Skin dendritic cells induce follicular helper T cells and protective humoral immune responses.

PMID 25962902


The contribution of individual subsets of dendritic cells (DCs) to generation of adaptive immunity is central to understanding immune homeostasis and protective immune responses. We sought to define functions for steady-state skin DCs. We present an approach in which we restrict antigen presentation to individual DC subsets in the skin and monitor the effects on endogenous antigen-specific CD4(+) T- and B-cell responses. Presentation of foreign antigen by Langerhans cells (LC) in the absence of exogenous adjuvant led to a large expansion of T follicular helper (TFH) cells.
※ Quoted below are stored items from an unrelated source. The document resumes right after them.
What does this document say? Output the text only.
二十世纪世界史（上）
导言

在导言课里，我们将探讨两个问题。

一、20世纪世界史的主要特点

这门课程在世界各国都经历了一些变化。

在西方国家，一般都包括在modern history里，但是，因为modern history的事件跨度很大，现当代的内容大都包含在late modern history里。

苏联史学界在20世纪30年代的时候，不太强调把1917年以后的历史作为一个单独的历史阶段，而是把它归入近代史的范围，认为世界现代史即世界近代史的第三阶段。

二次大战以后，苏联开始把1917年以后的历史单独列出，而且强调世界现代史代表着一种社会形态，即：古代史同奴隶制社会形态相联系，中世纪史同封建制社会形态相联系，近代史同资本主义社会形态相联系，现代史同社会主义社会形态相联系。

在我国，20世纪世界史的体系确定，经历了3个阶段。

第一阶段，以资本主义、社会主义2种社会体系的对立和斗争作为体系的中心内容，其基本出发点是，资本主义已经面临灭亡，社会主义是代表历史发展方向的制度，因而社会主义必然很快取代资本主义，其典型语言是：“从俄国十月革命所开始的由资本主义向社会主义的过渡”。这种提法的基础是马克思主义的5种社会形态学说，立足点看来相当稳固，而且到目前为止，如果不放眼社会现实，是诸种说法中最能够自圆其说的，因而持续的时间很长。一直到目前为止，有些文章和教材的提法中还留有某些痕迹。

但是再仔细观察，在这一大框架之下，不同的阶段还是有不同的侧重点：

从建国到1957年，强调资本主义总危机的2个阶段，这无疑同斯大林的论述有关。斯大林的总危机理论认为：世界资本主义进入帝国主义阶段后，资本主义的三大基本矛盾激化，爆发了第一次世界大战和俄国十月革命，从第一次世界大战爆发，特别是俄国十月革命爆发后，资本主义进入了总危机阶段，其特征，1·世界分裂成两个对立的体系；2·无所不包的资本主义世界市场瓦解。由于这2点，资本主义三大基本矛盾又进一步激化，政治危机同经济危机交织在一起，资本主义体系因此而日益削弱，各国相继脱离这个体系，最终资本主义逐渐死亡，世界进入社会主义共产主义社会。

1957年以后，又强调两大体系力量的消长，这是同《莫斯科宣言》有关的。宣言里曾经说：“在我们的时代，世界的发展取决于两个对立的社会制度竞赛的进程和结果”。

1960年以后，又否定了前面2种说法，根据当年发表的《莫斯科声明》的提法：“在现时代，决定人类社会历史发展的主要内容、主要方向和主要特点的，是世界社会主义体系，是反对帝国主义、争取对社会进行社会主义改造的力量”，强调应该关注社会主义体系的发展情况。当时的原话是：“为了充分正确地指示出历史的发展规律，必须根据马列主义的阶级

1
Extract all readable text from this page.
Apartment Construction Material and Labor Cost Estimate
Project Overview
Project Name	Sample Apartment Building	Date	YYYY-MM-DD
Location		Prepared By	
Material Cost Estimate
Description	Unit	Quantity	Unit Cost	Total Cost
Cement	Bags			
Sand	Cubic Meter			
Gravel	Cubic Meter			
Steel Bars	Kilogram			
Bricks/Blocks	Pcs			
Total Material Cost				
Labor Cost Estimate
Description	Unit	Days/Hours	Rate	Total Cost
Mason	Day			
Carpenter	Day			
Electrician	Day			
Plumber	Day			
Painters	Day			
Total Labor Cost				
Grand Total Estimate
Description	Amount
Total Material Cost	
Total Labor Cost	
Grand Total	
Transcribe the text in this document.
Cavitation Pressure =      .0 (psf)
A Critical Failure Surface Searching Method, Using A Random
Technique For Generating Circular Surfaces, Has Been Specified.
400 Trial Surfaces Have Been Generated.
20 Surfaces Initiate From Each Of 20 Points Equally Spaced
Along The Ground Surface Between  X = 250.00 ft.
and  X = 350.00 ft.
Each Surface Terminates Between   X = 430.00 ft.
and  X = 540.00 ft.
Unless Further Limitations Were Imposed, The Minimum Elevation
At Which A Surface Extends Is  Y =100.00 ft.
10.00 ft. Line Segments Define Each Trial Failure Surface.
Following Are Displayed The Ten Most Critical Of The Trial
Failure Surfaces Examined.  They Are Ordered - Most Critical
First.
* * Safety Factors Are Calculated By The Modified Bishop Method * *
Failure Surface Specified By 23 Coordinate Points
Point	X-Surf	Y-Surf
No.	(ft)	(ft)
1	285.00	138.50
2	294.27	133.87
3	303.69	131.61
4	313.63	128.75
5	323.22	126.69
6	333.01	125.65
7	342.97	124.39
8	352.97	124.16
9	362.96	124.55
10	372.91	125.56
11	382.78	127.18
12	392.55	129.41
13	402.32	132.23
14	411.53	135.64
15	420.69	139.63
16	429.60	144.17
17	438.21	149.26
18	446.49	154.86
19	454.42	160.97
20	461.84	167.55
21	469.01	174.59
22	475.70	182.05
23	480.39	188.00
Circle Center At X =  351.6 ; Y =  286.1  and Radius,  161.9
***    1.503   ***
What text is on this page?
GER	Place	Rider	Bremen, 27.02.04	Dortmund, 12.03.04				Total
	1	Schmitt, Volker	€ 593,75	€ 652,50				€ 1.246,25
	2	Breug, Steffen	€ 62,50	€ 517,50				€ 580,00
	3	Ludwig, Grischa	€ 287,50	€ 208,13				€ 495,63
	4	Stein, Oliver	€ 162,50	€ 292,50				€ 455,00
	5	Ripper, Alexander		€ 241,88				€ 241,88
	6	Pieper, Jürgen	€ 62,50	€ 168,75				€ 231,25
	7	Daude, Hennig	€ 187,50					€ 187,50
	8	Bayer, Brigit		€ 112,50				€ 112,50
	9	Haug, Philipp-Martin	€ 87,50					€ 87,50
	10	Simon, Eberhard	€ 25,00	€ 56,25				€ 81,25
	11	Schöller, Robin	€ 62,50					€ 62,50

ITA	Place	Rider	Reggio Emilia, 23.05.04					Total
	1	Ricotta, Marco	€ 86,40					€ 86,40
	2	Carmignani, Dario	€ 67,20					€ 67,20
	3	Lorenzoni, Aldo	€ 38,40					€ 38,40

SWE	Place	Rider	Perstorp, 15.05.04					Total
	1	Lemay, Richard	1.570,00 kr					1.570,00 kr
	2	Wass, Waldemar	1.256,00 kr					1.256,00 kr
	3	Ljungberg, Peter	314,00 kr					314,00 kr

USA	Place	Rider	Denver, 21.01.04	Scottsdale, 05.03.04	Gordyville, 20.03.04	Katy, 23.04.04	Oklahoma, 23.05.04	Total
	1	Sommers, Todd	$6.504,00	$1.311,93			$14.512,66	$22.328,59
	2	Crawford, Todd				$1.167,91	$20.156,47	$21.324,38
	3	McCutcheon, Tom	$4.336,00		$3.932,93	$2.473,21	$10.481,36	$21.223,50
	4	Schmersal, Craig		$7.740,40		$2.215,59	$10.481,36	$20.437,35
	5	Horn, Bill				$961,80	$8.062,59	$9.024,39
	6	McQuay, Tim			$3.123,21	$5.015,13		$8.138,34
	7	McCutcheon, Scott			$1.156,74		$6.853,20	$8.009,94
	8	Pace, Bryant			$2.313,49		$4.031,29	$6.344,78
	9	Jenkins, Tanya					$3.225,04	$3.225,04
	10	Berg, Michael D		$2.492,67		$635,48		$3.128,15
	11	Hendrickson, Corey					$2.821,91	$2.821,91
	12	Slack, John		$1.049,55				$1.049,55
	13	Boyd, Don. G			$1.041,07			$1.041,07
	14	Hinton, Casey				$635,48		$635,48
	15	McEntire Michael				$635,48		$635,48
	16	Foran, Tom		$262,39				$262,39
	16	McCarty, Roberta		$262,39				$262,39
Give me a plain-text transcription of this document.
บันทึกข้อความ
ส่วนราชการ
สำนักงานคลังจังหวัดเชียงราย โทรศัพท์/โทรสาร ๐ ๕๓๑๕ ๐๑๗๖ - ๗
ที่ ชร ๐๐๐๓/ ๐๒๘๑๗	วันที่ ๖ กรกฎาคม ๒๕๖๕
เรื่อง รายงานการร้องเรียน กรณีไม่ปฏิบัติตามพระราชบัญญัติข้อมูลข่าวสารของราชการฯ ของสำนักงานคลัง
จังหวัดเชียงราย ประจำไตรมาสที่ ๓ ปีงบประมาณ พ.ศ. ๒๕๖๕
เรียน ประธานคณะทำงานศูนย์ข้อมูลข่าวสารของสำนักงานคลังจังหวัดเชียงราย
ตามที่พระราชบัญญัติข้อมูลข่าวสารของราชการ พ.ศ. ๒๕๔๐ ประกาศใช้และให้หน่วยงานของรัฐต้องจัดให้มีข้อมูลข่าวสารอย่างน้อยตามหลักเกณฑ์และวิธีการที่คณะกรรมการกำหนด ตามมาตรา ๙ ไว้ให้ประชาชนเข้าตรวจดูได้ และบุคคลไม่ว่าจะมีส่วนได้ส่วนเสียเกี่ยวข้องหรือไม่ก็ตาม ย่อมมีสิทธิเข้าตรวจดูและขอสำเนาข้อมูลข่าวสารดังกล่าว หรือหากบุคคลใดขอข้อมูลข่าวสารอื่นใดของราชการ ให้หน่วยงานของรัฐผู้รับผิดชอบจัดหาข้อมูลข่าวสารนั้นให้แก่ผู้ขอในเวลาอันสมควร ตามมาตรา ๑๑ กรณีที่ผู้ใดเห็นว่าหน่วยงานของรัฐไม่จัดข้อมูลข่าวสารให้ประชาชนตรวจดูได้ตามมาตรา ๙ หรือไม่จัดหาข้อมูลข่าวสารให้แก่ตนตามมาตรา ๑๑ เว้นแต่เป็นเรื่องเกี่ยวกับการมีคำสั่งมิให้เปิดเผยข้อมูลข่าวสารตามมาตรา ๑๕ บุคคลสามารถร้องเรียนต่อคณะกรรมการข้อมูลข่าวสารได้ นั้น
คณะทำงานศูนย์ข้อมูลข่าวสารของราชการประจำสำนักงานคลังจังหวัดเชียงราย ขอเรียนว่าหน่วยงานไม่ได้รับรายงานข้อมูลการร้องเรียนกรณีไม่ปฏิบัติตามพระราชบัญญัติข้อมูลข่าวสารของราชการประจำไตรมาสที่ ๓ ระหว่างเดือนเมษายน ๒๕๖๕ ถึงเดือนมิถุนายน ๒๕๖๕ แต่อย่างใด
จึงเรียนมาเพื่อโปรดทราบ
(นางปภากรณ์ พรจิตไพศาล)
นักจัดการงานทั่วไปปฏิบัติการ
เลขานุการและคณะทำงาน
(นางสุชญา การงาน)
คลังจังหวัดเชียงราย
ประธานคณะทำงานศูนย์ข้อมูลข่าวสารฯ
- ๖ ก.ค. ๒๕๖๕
This was accompanied by B-cell activation, germinal center formation, and protective antibody responses against influenza. The expansion of TFH cells and antibody responses could be elicited by both systemic and topical skin immunization. TFH cell induction was not restricted to LCs and occurred in response to antigen presentation by CD103(+) dermal DCs. CD103(+) DCs, despite inducing similar TFH responses as LCs, were less efficient in induction of germinal center B cells and humoral immune responses. We also found that skin DCs are sufficient to expand CXCR5(+) TFH cells through an IL-6- and IFN-α/β receptor-independent mechanism, but B cells were required for sustained Bcl-6(+) expression. These data demonstrate that a major unappreciated function of skin DCs is their promotion of TFH cells and humoral immune responses that potentially represent an efficient approach for vaccination.